Egypte. Les Musiciens du Nil. Spectacle

Date

1986-01-14

Date de fin

1986-01-18

Artistes principaux

Lieu de l'évènement

Type d'évènement

Musique

Description de la pratique

Maison des Cultures du Monde, 14-18 janvier 1986
26 janvier Marne la Vallée, 31 janvier Toulouse; 1er février Marseille , 4 février Sartrouville , 5 février Poitiers.

Les Musiciens du Nil. Formation de Rabab et formation de Mizmar.

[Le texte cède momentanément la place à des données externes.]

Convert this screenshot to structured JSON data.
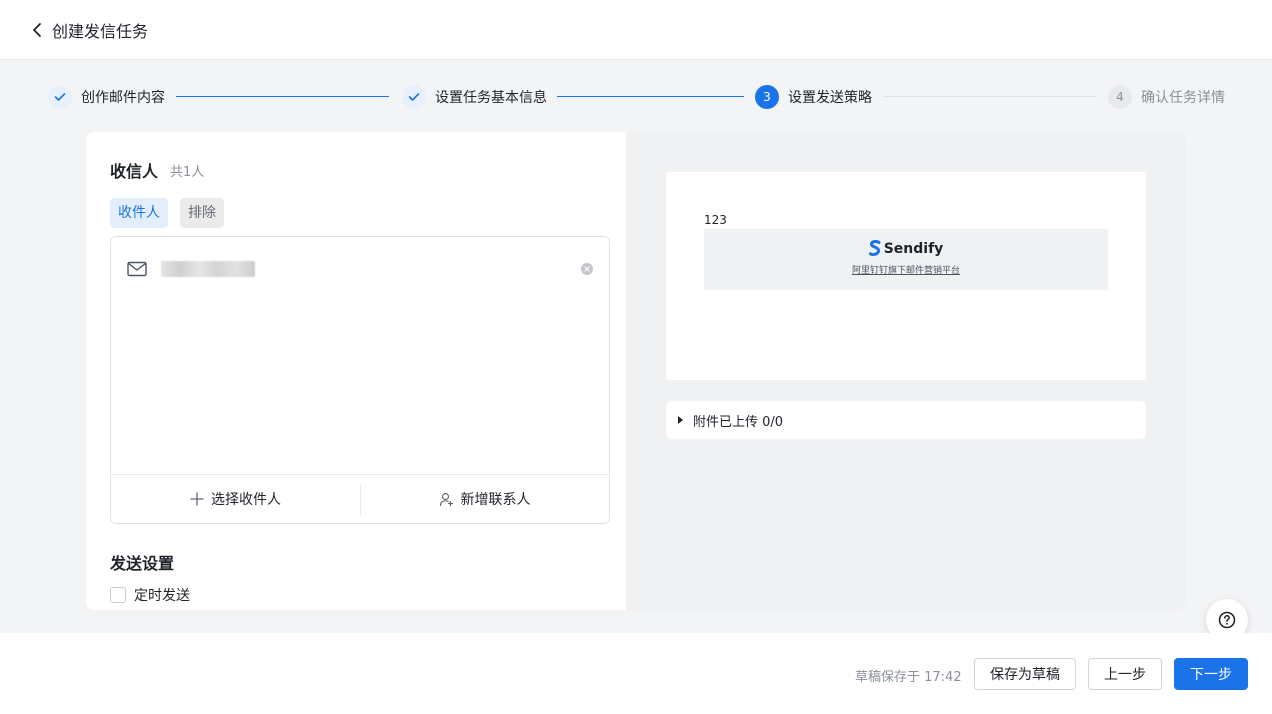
{
  "header": {
    "title": "创建发信任务"
  },
  "steps": [
    {
      "number": "1",
      "label": "创作邮件内容",
      "status": "done"
    },
    {
      "number": "2",
      "label": "设置任务基本信息",
      "status": "done"
    },
    {
      "number": "3",
      "label": "设置发送策略",
      "status": "active"
    },
    {
      "number": "4",
      "label": "确认任务详情",
      "status": "todo"
    }
  ],
  "recipients": {
    "title": "收信人",
    "count_text": "共1人",
    "tabs": [
      "收件人",
      "排除"
    ],
    "select_label": "选择收件人",
    "add_contact_label": "新增联系人"
  },
  "send_settings": {
    "title": "发送设置",
    "scheduled_label": "定时发送"
  },
  "preview": {
    "body_text": "123",
    "brand_name": "Sendify",
    "brand_link": "阿里钉钉旗下邮件营销平台",
    "attachment_text": "附件已上传 0/0"
  },
  "footer": {
    "draft_status": "草稿保存于 17:42",
    "save_draft": "保存为草稿",
    "prev": "上一步",
    "next": "下一步"
  },
  "colors": {
    "accent": "#1a73e8",
    "brand": "#1a73e8"
  }
}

Venus des profondeurs de la Haute Egypte, portant d'épaisses "gallabiyas" sombres, majestueusement enturbannés dans leur rêve ancestral, les Musiciens du Nil, depuis maintenant une dizaine d'années, sillonnent l'Europe au gré des festivals et manifestations culturelles.
Leurs concerts au-delà de la simple rencontre ethnique sont une bouffée de spontanéité. Ponctuée par une rafale de percussions, l'âcreté magique de sonorités oubliées provoque de véritables frissons acoustiques.
C'est dans les campements des tribus nomades de la Péninsule arabique qu'a pris naissance la musique arabe, et, c'est ponctué par la démarche des chameaux que les premiers chants bédouins firent leur apparition (hidâ).
Lorsque à la veille de l'expansion islamique, prit fin la période de la Djâhiliyâ (période préislamique), cette musique s'intégra à l'essor musulman qui dépasse largement son cadre religieux, créant au-delà des frontières une véritable révolution culturelle, synthèse et pôle des aspirations artistiques des pays conquis.
La musique populaire actuelle s'apparente donc bien à l'ancienne musique tribale, du moins sous son angle culturel auquel s'ajoute sa propre personnalité de paysanne millénaire.
La Haute-Egypte jusqu'à nos jours a su conserver un contexte social proche de l'institution tribale. Une certaine partie de la population rurale est du reste composée de familles descendant en droite ligne de tribus de l'Hedjaz.
La structure même de quelques villages en place depuis le néolithique n'hésite pas à restituer une notion de territoire rappelant ces lointaines origines.
A travers le peuple égyptien nous trouvons toujours la vivacité d'une musique savamment transmise par de nombreux musiciens professionnels sillonnant le pays. Ceux-ci se produisent dans les villages lors des différentes fêtes traditionnelles religieuses ou profanes la demande des villageois.
Ces musiciens qu'ils soient d'origine tzigane (rattachés aux tribus des Halabi et des Nawaran) ou simplement d'origine arabe jouissent d'un statut social particulier. Adulés et souvent en même temps mal considérés à cause de leur profession, ils sont victimes d'une ambiguïté, celle d'une société prise entre son expression individuelle et une éthique très stricte .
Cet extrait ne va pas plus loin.